Functional classification of HY5 direct targets in a ChIP-chip study showed that the photosynthesis-related genes were the most highly enriched group (Lee et al. 2007). Consistent with this, in gbf1 hy5 double mutant, but not in gbf1 single mutant, we found that many photosynthesis-related GO terms were significantly enriched. Also, many photosynthesis-related GO terms were significantly enriched in gbf1 hyh double mutant, suggesting a similar role of HYH in photosynthesis. In addition to that, many GO terms related with pigment biosynthesis were significantly enriched in gbf1 hy5 double mutant, and consistently, the role of both GBF1 and HY5 has been known in this biological process (Ang and Deng 1994; Mallappa et al. 2006). We have found that GO terms related with lateral root formation are enriched only in gbf1 mutant but not in gbf1 hy5 and gbf1 hyh double mutants. To confirm this observation, we analyzed lateral root formation in single mutants and double mutants and found that, indeed, there is no difference between wild type versus gbf1 hy5 or gbf1 hyh double mutants in regard to number of lateral roots formed, thereby validating our whole microarray analysis at physiological level.

Finally, comparison between ChIP-chip data (Ram et al. 2014) and microarray data reveals that 12–14 % of altered expression genes from the microarray analysis are direct targets of GBF1 (Fig. 7). These results are not striking, as many previous studies reported that less than 10 % of the directly bound gene promoters were among genes with significant transcriptional changes (Lee et al. 2007; Zheng et al. 2009; Morohashi and Grotewold 2009). These results suggest that GBF1 regulates many genes through indirect mechanism, and it may require other TFs or cofactors to change the expression of its target genes. This observation is consistent with recent genomic studies, which highlight that transcriptional regulation mediated by TFs is not a simple process as it was thought to be earlier.

Methods

Plant Materials and Growth Conditions

The wild-type Arabidopsis thaliana used in this study is the segregated wild type obtained from the genetic crosses of various mutants in Col-0 or Wassilewskija (WS) background. The gbf1-1 mutant (Mallappa et al. 2006) is in Col-0 accession, whereas hy5-ks50 (Oyama et al. 1997) and hyh (Holm et al. 2002) are in WS background. The gbf1 hy5 and gbf1 hyh are described in Singh et al. 2012. Unless stated otherwise, seeds were surface sterilized and plated on Murashige and Skoog medium supplemented with 0.8 % Bacto Agar (Difco) and 1 % sucrose.
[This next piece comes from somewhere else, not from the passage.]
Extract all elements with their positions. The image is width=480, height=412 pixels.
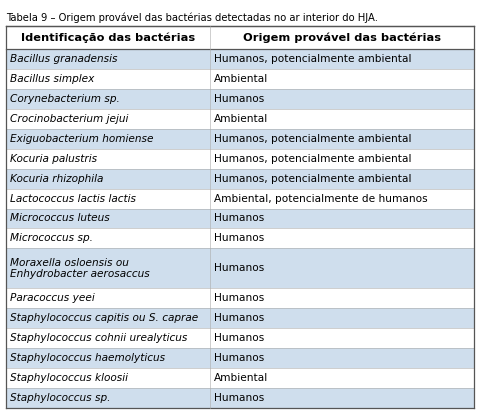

The plates were then cold treated at 4 °C for 4 days and transferred to light chambers maintained at 22 °C with the desired light intensities.

Genome-Wide Expression Analyses Through Microarray

For microarray analysis, gbf1, gbf1 hy5, gbf1 hyh, and wild-type seedlings were grown for 4 days under constant WL (20 μmol/m2/s) conditions. Two independent biological replicates for each genotype were used for RNA preparation and hybridization. Total RNA was extracted using RNeasy Plant Mini Kit (Qiagen, CA). The integrity and concentration of the RNA were verified by capillary electrophoresis using a Bioanalyzer 2100 (Agilent). Sample preparation for hybridization and detection was done according to Affymetrix protocols. Raw data (CEL files) were obtained from the hybridization of Arabidopsis Affymetrix ATH1 Arrays with the cRNA samples. Microarray data were analyzed using GeneSpring software (Affymetrix) by normalizing gbf1 single mutant against the WT and gbf1 hy5 and gbf1 hyh double mutants against the WT and gbf1 single mutant.

GO Analysis

GO analysis was performed using BiNGO. For this, hypergeometric distribution was performed to find out the statically significant GO terms. Further, Bonferroni family-wise error rate (FWER) was used to control the fast positive rate. The GO terms showing P value <0.01 for a given gene set were considered to be significant.

Quantitative Real-Time PCR

The details of primers for qPCR are described in Supplemental Table 1. Quantitative PCR was performed in Thermal Cycler Applied Biosystem StepOne. For qPCR, tissues were grown in conditions similar to microarray analysis. The fold expression was calculated by the ratio of expression value of target gene to expression value of Actin2 in various backgrounds relative to the WT.